Amazon.co.uk link: The Love Knot - Charlotte Bingham
A very misleading title.... and a chance find at Corner Cottage, our St Ives honeymoon hideaway. I'd seen this book countless times in the library and in bookshops, and always veered away from it as early chicklit-lite. I was wrong.... I don't think I should really classify The Girls' Guide to Hunting and Fishing as chicklit; "modern fiction" is definitely more appropriate as the novel deals with emotional development, through a series of snapshot scenes in main character Jane Rosenthal's life.
Amazon.co.uk link: The Girls' Guide to Hunting and Fishing - Melissa Bank
John Rebus and sidekick Siobhan encounter all things 'body' and bloody - stolen medical skeletons, a murdered refugee journalist, a murdered rapist, lapdancing foreign students - with the themes of immigrants, incomers and outsiders, and villans, old and new.
Amazon.co.uk link: Fleshmarket Close - Ian Rankin
A bit too melodramatic for my tastes, with one dimensional characters and Victorian social cliches abounding, and it just peters out at the end. On the plus side, some good graphic descriptions of the wounds of war and the limited level of medical care available during the Crimean War.

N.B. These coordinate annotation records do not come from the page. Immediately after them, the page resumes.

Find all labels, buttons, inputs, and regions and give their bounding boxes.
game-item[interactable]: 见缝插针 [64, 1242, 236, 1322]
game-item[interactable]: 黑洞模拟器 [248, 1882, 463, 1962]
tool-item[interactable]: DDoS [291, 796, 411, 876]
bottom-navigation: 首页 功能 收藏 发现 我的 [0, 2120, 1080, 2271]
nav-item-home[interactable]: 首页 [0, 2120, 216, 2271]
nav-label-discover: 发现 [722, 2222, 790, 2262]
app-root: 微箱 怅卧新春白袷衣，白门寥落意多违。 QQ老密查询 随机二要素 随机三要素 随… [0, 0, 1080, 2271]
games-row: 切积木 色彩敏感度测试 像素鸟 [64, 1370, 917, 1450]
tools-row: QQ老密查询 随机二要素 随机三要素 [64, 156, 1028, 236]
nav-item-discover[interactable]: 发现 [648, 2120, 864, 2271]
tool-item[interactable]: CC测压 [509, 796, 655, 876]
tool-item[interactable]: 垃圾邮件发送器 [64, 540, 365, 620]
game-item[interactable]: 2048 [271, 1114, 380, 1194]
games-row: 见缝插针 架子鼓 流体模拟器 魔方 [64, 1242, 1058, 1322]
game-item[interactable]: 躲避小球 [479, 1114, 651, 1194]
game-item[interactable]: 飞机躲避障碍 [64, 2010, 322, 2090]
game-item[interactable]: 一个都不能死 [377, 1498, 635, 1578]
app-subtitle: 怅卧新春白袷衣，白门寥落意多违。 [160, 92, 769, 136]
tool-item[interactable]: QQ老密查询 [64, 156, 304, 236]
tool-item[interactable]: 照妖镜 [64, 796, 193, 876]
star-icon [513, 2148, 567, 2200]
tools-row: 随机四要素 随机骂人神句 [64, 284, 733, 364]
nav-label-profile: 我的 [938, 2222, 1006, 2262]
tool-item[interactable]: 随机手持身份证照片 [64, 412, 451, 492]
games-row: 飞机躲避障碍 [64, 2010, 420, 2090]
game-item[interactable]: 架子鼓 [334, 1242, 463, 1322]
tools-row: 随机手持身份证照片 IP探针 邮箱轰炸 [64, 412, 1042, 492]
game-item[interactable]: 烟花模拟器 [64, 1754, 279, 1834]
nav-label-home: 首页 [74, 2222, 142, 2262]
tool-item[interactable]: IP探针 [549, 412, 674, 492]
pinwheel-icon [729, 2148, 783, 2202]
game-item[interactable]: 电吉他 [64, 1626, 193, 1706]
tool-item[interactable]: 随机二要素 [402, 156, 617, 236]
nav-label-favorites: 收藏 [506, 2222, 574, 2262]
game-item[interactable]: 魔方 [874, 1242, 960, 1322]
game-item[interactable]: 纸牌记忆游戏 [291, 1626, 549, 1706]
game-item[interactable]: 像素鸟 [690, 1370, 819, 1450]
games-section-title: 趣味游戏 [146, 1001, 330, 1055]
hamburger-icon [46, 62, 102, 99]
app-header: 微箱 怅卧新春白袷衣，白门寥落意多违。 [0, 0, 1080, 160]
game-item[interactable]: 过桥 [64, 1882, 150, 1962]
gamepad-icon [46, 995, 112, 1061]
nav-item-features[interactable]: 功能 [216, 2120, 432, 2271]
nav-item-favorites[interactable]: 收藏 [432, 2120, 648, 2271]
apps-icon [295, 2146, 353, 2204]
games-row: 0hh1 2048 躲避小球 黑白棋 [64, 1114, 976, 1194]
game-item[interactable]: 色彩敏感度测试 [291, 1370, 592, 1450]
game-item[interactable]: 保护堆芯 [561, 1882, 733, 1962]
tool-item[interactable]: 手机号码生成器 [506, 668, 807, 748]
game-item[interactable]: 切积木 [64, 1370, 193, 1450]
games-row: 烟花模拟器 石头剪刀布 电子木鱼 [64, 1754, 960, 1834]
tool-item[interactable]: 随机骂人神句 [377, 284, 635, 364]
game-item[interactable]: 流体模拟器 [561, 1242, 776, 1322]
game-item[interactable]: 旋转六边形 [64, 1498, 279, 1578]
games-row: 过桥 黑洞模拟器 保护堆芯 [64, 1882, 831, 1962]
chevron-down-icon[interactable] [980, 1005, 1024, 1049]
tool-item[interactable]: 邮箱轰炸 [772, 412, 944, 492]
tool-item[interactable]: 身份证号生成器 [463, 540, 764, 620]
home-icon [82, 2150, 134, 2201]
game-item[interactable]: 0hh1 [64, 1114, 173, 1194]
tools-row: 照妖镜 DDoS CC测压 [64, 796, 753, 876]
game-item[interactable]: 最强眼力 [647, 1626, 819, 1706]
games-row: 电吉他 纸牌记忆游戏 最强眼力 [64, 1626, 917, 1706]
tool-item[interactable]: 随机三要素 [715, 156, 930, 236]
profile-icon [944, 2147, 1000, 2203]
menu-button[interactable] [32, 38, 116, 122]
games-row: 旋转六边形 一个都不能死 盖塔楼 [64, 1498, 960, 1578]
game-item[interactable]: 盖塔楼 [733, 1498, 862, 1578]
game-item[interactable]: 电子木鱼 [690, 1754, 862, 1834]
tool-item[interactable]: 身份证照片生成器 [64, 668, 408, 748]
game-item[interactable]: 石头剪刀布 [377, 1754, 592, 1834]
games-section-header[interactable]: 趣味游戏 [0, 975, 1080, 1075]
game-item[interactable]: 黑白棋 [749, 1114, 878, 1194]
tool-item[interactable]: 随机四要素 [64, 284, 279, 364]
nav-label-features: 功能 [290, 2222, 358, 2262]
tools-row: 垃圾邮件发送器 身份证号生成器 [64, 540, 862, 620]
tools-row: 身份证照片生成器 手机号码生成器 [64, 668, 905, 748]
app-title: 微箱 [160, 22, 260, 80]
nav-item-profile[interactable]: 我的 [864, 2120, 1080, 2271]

Amazo.co.uk: The Water Horse - Julia Gregson
It took me a while to decide to borrow this book from Barbican library. I'm not sure why, but I thought that it would be either trite or relentlessly harrowing. It turned out to be neither. It's not all sunlight and roses, in fact there are a number of hard events to read about, but there's happiness in there too. Highly recommended, particularly if you want to know more about a woman's experience of life in Afghanistan in the 21st century.
Amazon.co.uk link: A Thousand Splendid Suns - Khaled Hosseini
The lovely people at the Barbican Library had to get this one on inter-library loan for me - the one copy the system claimed to be held on their shelves was last borrowed in 2004, and as the librarian astutely observed, "It looks like that copy's gone walkabout".
Now Captain, Richard Sharpe and the South Essex are in Portugal, as Wellington lures the French towards defeat and starvation along the defensive Lines of Torres-Vedras.
The battles take place on a personal level too, after Sharpe makes an enemy of a Portuguese nobleman on the make, whose past is less than whiter than white. Exciting action as Sharpe and Co are separated from the main British Army and have to take the river route from Coimbra to Lisbon, arriving just in time to save the day....And there's a nice bit of romance thrown in for good measure too.